A recent report from Duke University’s Chief Marketing Officer (CMO) Survey, in partnership with Deloitte, reveals a growing trend of businesses embracing marketing technologies (martech). According to the study, 75% of marketers are now utilizing these tools, underscoring their increasing importance in modern marketing strategies. However, despite this widespread use, organizations are only taking advantage of around 56% of the martech tools they’ve invested in. This suggests there is still significant potential for companies to fully capitalize on these resources.
The survey also explored the influence martech has on overall business outcomes, with participants rating its impact at 4.7 out of 7, where 1 represents minimal benefit and 7 indicates maximum effectiveness. This rating exposes a gap between the anticipated advantages of martech and its actual performance, with marketing leaders estimating its benefits to be about 34% lower than expected. Metrics like lead generation (tracked by 76% of organizations) and sales (measured by 68%) are commonly used to assess martech effectiveness.
Meanwhile, 65% of companies monitor lead conversion rates, though customer-centric metrics such as lifetime value (28%), customer loyalty (27%), and pipeline acceleration (23%) are less frequently tracked.
“Marketing teams have been leveraging a variety of technologies for some time now, ranging from analytics and automation tools to customer relationship management systems and social media platforms. Recently, generative AI has emerged as another valuable addition. Each tool offers unique benefits, whether it’s boosting engagement, nurturing leads, or improving conversion rates, but the potential impact can be even greater when these tools are strategically integrated to manage top customers.” said Ruxandra Bandila, Deloitte Central Europe’s Chief Marketing Officer.

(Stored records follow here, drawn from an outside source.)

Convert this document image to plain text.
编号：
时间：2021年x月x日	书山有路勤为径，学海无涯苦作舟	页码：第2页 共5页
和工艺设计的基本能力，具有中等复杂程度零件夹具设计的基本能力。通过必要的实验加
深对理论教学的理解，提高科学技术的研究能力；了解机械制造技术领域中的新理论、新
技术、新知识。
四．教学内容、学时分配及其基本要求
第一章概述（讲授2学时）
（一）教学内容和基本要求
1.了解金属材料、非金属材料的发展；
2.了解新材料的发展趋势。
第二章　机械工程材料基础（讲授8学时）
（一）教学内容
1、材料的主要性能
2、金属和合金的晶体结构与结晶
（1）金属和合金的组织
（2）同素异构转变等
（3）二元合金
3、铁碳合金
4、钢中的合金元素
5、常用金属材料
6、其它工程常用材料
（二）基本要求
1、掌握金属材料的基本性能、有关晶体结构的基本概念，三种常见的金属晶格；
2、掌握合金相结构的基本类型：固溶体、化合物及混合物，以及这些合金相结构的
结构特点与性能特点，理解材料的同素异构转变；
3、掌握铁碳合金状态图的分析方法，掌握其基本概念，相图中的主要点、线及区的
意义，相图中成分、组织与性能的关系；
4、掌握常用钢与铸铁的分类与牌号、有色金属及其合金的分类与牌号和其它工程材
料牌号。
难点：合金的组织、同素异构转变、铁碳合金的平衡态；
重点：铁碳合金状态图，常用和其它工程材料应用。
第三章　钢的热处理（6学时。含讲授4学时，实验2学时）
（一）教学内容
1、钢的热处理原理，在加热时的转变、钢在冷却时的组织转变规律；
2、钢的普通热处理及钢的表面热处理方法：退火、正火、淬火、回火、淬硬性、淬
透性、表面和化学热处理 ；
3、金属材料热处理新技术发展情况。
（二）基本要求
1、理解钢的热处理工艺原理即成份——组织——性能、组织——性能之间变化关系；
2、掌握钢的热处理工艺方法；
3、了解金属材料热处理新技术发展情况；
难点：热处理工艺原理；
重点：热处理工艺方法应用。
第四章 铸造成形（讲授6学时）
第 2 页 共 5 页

The research also spotlights the promising effects of newer technologies like generative AI. While only 7% of current marketing activities involve generative AI, its adoption has already yielded tangible benefits. Marketers have reported a 5% increase in sales productivity, a 6% boost in customer satisfaction, and a 7% drop in marketing costs.
However, incorporating AI into marketing comes with its own set of challenges. Key concerns include addressing potential bias, ensuring fairness, and making the necessary infrastructure investments to support AI capabilities.

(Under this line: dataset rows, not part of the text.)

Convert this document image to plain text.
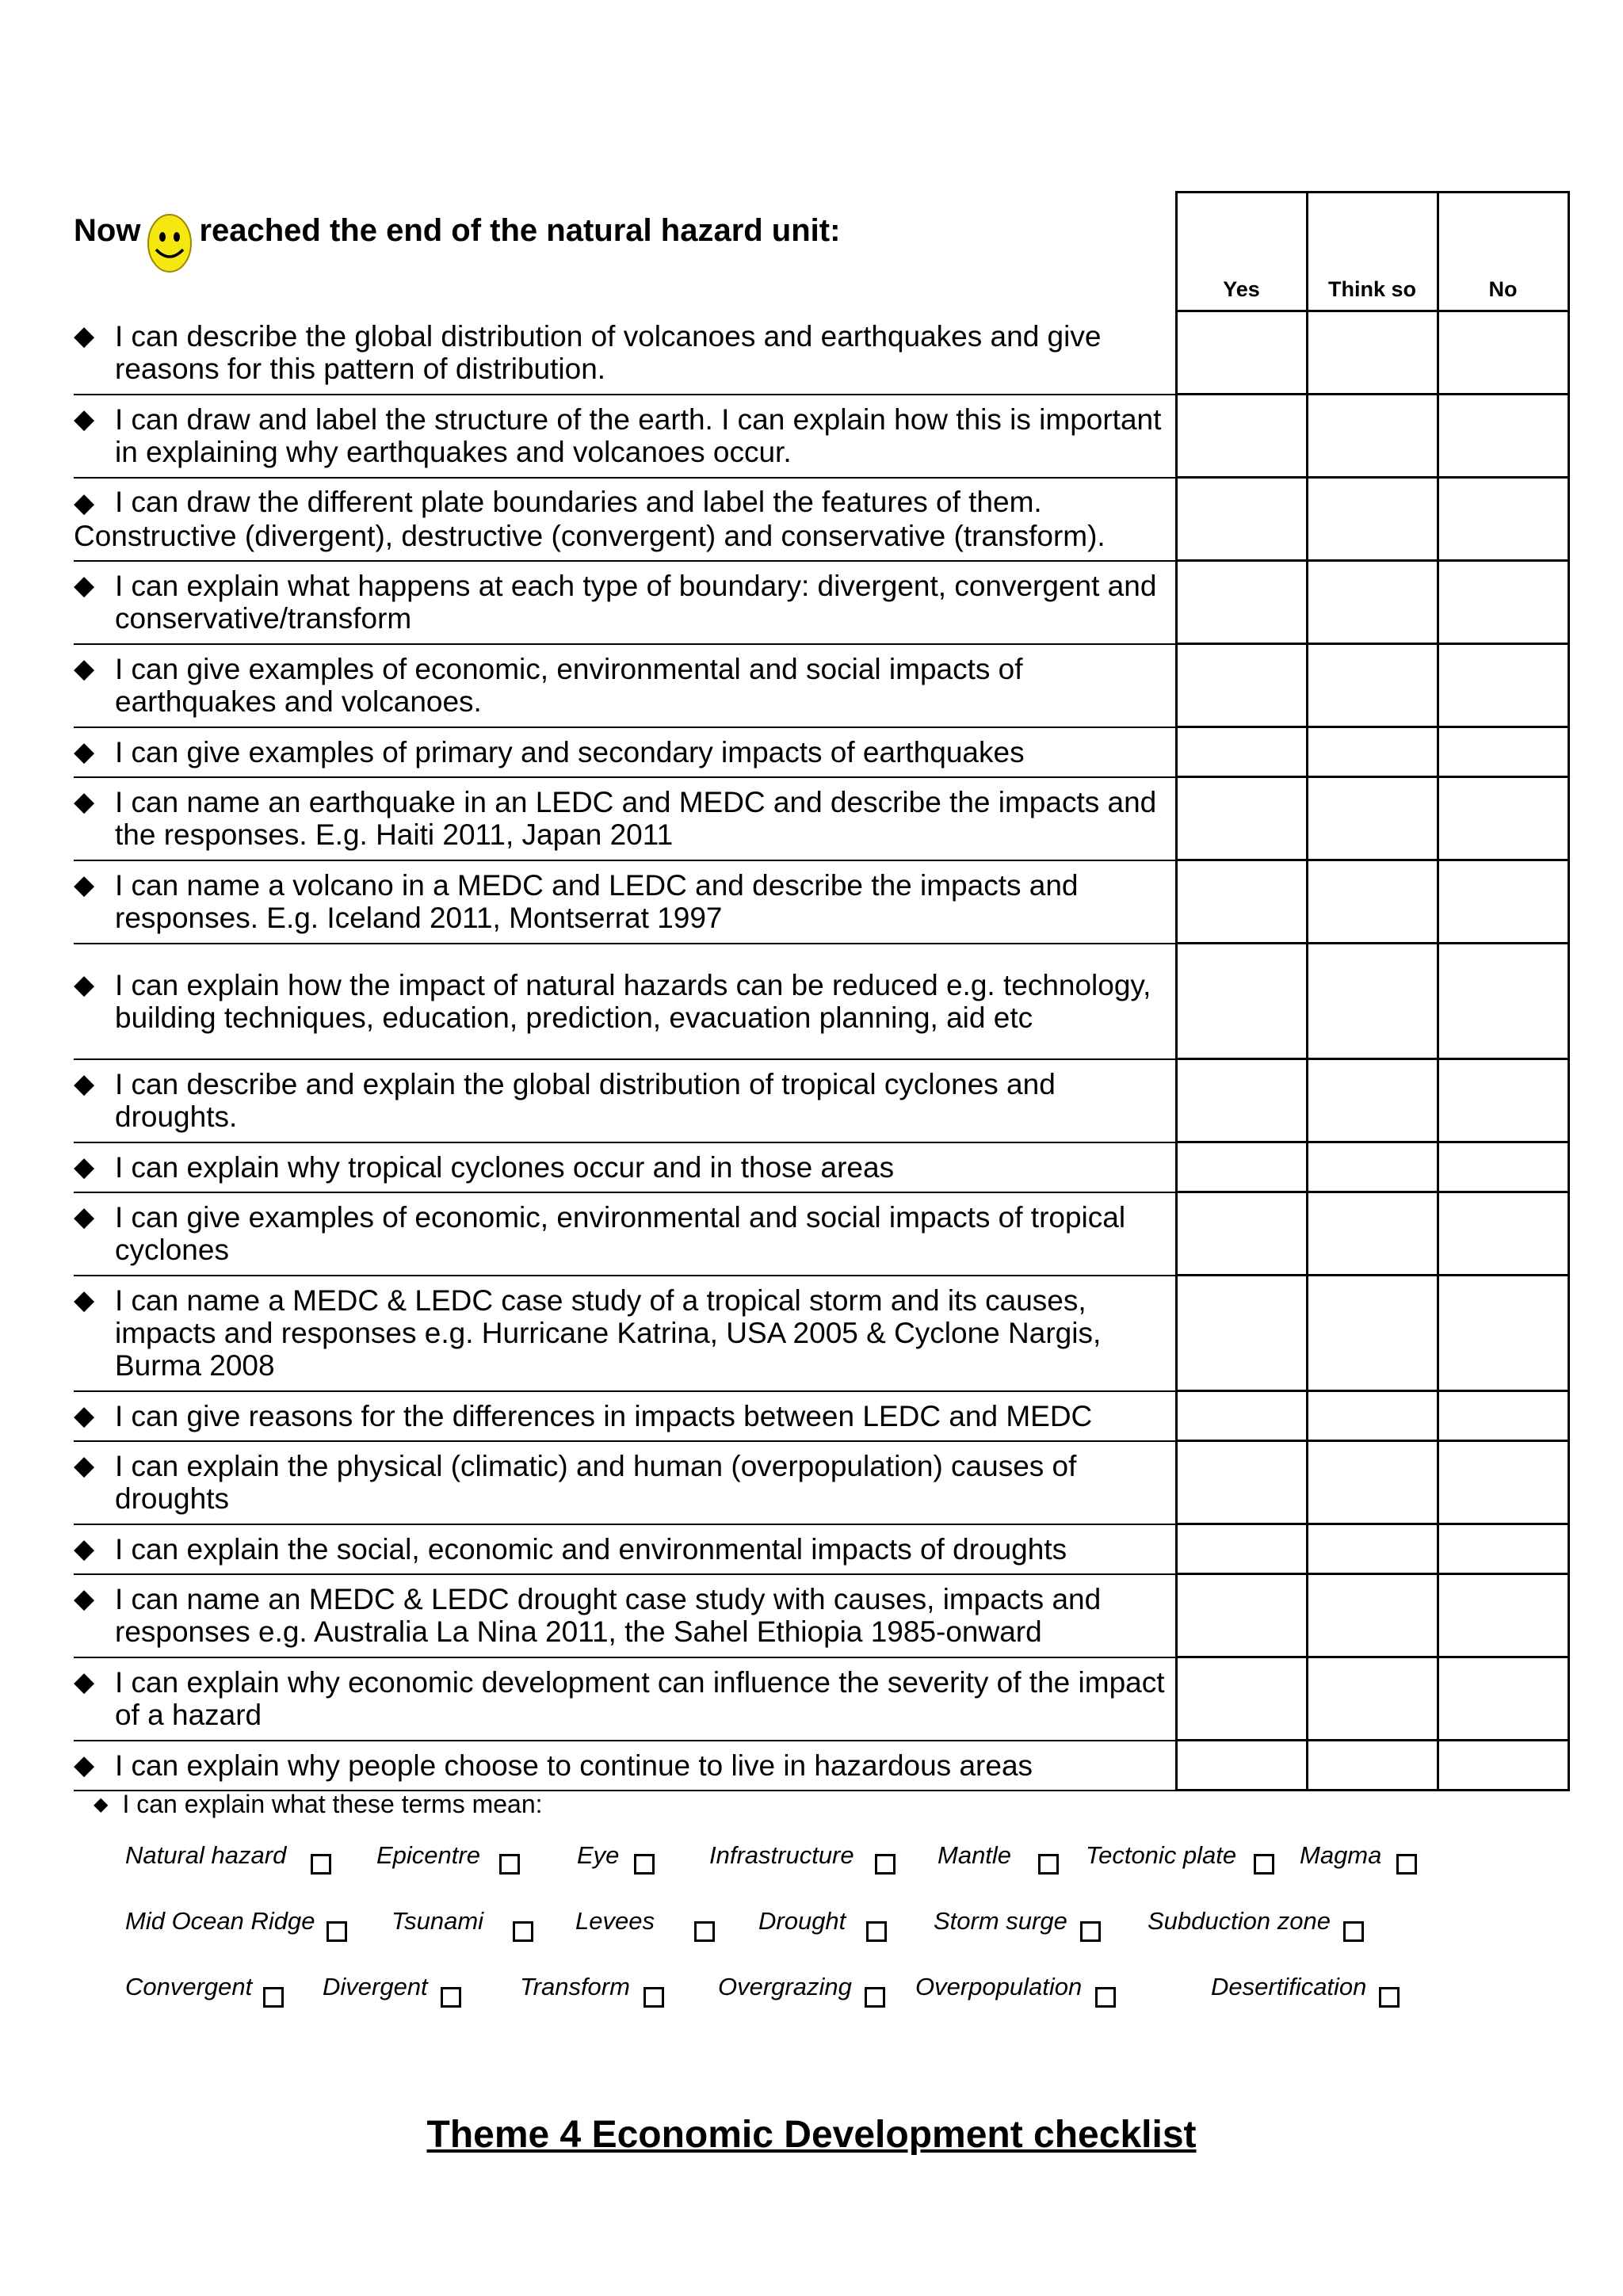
Now reached the end of the natural hazard unit:	Yes	Think so	No

◆ I can describe the global distribution of volcanoes and earthquakes and give reasons for this pattern of distribution.			

◆ I can draw and label the structure of the earth. I can explain how this is important in explaining why earthquakes and volcanoes occur.			

◆ I can draw the different plate boundaries and label the features of them. Constructive (divergent), destructive (convergent) and conservative (transform).			

◆ I can explain what happens at each type of boundary: divergent, convergent and conservative/transform			

◆ I can give examples of economic, environmental and social impacts of earthquakes and volcanoes.			

◆ I can give examples of primary and secondary impacts of earthquakes			

◆ I can name an earthquake in an LEDC and MEDC and describe the impacts and the responses. E.g. Haiti 2011, Japan 2011			

◆ I can name a volcano in a MEDC and LEDC and describe the impacts and responses. E.g. Iceland 2011, Montserrat 1997			

◆ I can explain how the impact of natural hazards can be reduced e.g. technology, building techniques, education, prediction, evacuation planning, aid etc			

◆ I can describe and explain the global distribution of tropical cyclones and droughts.			

◆ I can explain why tropical cyclones occur and in those areas			

◆ I can give examples of economic, environmental and social impacts of tropical cyclones			

◆ I can name a MEDC & LEDC case study of a tropical storm and its causes, impacts and responses e.g. Hurricane Katrina, USA 2005 & Cyclone Nargis, Burma 2008			

◆ I can give reasons for the differences in impacts between LEDC and MEDC			

◆ I can explain the physical (climatic) and human (overpopulation) causes of droughts			

◆ I can explain the social, economic and environmental impacts of droughts			

◆ I can name an MEDC & LEDC drought case study with causes, impacts and responses e.g. Australia La Nina 2011, the Sahel Ethiopia 1985-onward			

◆ I can explain why economic development can influence the severity of the impact of a hazard			

◆ I can explain why people choose to continue to live in hazardous areas			

◆ I can explain what these terms mean:
Natural hazard	Epicentre	Eye	Infrastructure	Mantle	Tectonic plate	Magma
Mid Ocean Ridge	Tsunami	Levees	Drought	Storm surge	Subduction zone
Convergent	Divergent	Transform	Overgrazing	Overpopulation	Desertification
Theme 4 Economic Development checklist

The report also notes a reduction in marketing budgets as a share of total company budgets, which fell from 14% in 2022 to 10% in 2024. However, marketing expenditures as a percentage of company revenue have seen a slight rise, moving from 9% in late 2023 to 10% in early 2024.
Looking ahead, overall marketing spending is forecasted to grow by 5% over the next year. However, the growth of digital marketing investments is expected to slow, with an increase of only 8%, down from 9% in 2024. Social media spending is projected to account for 11% of the marketing budget by 2024, with estimates suggesting it will reach 12% within a year and 16% over the next five years.
These insights are drawn from a survey of nearly 300 marketing leaders across more than 15 industries in the United States.